J’emprunte les mots de Claire Vallée, avec qui j’ai travaillé pour notre contribution à Bouchées doubles. La connexion aux autres par la nourriture, la connexion au vivant est encore importante pour les Français. Elle fonctionne avec les temporalités, avec le rythme des saisons. Il ne s’agit plus de consommer mais de manger, d’apprécier en prenant le temps.
La consigne de ce projet était relativement simple mais nous nous sommes vite rendu compte qu’elle va bien au-delà de questions comme « Est-ce qu’on mangera des pilules violettes pour se nourrir ? »
Le lecteur note tout de même que ton histoire démarre en l’an 7 après la nouvelle commune de Paris.
Chacune des histoires ne comporte pas de page-titre, mais si j’avais à en donner un à ma contribution ce serait « Une utopie réussie ». Tant qu’à être dans une utopie,qu’elle ne soit pas simplement alimentaire.
Dans l’ensemble du livre, les histoires proposées apportent de l’humour, de la tendresse, de l’amitié, de l’ironie. Claire et toi, vous êtes les seuls, d’après ce que j’ai perçu, à faire passer votre engagement en douceur, humainement.

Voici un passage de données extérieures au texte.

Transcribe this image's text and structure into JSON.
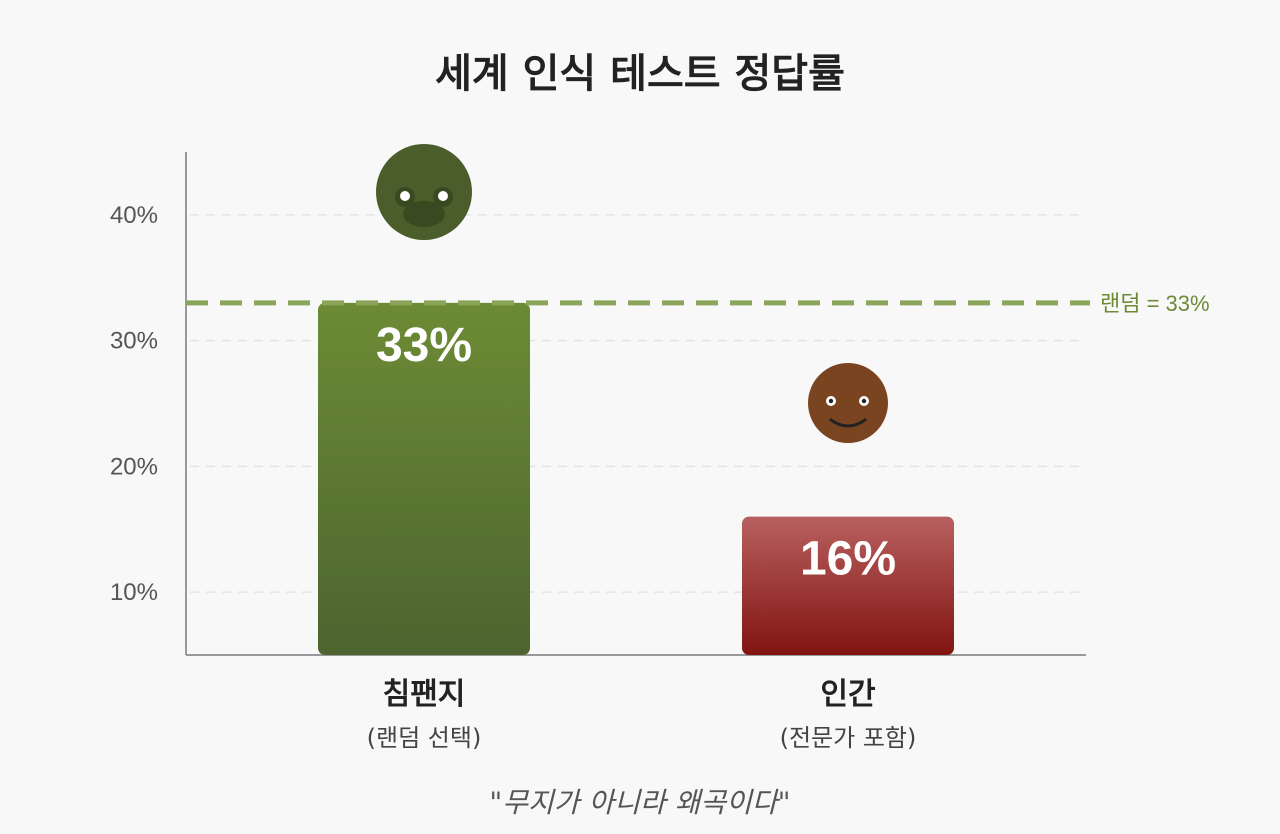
{
  "colors": {
    "chimp_top": "#6d8b35",
    "chimp_bottom": "#4d6430",
    "human_top": "#b86060",
    "human_bottom": "#801410",
    "reference": "#8aa45a",
    "chimp_face": "#4a5d2a",
    "human_face": "#7a4420"
  },
  "icons": [
    "chimp-face-icon",
    "smiley-face-icon"
  ],
  "chart_data": {
    "type": "bar",
    "title": "세계 인식 테스트 정답률",
    "categories": [
      "침팬지",
      "인간"
    ],
    "subcategories": [
      "(랜덤 선택)",
      "(전문가 포함)"
    ],
    "values": [
      33,
      16
    ],
    "data_labels": [
      "33%",
      "16%"
    ],
    "yticks": [
      10,
      20,
      30,
      40
    ],
    "ytick_labels": [
      "10%",
      "20%",
      "30%",
      "40%"
    ],
    "ylim": [
      5,
      45
    ],
    "grid": true,
    "reference_line": {
      "value": 33,
      "label": "랜덤 = 33%"
    },
    "footnote": "\"무지가 아니라 왜곡이다\""
  }
}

C’est un enjeu important. Je trouve que la fiction, aujourd’hui, manque d’engagement. Il y faut une démarche volontariste, d’autant plus que l’engagement peut être clivant. D’où l’importance de ne pas être dans le jugement mais dans une approche inclusive, ce que je n’avais peut-être pas réussi avec Shangri-La dont le discours était un peu radical, peut-être trop premier degré. Depuis, je ne mets pas d’eau dans le vin de mes engagements mais je cherche la meilleure manière de faire passer un éventuel message .
C’est la sagesse qui arrive ! (rires). Il est plus facile de mobiliser les gens contre quelque chose que de les réunir pour une cause.
C’est ce que l’on retrouve dans l’ambiance politique actuelle. Il est plus facile d’en appeler aux émotions et de trouver des ennemis que de faire l’effort du changement pour construire quelque chose de nouveau. Il faut davantage d’énergie pour convaincre les gens de produire l’effort nécessaire au changement que pour se refermer et rester dans un entre-soi un peu délétère.